There is much to be learned from simply closing our mouths and observing. #QuoteADay #Day324 #edchat #edu #satchat #NYedchat #ASCDL2L
This morning I had a great opportunity to visit the classroom of a colleague who is truly an innovative educator. Jasper Fox, a science educator in the Lakeland School District, had invited me to come by and watch him work with students on a lesson on assembly line design and optimization. Jasper’s goal was to provide for student-focused inquiry, and experiment with a number of practices inherent in the Next Generation Science Standards through this process.
I'll leave Jasper to share details from the lesson itself and what he learned (you can see a few pics/videos in my Twitter/Vine feed).

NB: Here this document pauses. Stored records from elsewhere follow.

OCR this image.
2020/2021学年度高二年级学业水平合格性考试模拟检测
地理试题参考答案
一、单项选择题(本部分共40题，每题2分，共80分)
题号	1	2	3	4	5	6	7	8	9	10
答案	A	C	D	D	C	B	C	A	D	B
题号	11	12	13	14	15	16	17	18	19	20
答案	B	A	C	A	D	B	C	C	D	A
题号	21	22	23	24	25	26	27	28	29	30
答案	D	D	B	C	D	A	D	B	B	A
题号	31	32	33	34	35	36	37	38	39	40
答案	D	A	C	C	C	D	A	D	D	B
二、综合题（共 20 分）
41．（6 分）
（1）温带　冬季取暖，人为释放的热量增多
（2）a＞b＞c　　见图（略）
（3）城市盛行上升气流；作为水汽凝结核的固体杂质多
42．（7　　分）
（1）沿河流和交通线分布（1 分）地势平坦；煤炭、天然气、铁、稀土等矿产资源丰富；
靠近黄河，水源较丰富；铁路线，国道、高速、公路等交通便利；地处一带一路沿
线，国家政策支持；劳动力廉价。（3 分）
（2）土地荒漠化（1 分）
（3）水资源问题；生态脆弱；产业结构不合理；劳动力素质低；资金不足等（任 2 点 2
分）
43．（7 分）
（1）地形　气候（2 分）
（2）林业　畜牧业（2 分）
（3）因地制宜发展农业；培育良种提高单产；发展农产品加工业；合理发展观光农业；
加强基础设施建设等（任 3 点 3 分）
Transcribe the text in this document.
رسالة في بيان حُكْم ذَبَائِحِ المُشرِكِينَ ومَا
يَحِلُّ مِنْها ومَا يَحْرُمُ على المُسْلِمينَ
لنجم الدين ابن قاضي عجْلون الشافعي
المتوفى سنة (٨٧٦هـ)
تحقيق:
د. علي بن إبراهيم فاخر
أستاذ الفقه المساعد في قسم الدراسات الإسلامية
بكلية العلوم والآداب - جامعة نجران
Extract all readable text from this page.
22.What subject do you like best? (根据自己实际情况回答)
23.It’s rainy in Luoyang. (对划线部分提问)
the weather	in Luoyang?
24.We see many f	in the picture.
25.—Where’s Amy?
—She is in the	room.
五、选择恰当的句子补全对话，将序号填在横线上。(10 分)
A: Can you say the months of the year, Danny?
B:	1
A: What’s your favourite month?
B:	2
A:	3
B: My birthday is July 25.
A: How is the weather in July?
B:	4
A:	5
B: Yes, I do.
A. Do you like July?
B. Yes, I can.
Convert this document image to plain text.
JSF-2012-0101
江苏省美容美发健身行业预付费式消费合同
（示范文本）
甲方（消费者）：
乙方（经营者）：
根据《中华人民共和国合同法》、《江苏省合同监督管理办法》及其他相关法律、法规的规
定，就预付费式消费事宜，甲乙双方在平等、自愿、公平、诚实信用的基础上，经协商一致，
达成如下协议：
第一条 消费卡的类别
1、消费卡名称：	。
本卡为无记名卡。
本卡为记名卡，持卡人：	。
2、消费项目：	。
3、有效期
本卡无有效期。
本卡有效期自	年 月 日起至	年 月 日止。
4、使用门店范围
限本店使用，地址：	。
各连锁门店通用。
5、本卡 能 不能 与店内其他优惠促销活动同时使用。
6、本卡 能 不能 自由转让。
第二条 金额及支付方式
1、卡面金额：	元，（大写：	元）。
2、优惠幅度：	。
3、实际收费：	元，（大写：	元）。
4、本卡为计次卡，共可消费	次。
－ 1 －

Instead, I’ll take just a moment to comment on the importance of all leaders and learners taking the time to stop talking and simply observe.
As someone who loves to talk (and write), I can sometimes get lost in my own thinking. While it is important for us to reflect, and to reflect regularly, we need to be careful not to lose the opportunity to simply sit back and observe.
Today provided a great opportunity for me to do that. I was able to focus on what Jasper was doing, interact with his students, and engage in discussion with him afterwards about his practice and education in general.
Not once did I have to reflect on my own practice.
And in this case, that was a great thing.
The opportunity to spend time outside our own skin is incredibly important. Sometimes, to make ourselves better, we need to engage in conversation with others about helping them to continuously improve. Not only did I reflect on science and character education on the ride back to my office, but I shared with our Regional Science Coordinator the work that Jasper was doing, in hopes of connecting the two of them together in the future.
If we would only take more time to listen, and less time to speak, we would be better able to hear ideas that can make all of us better leaders and learners.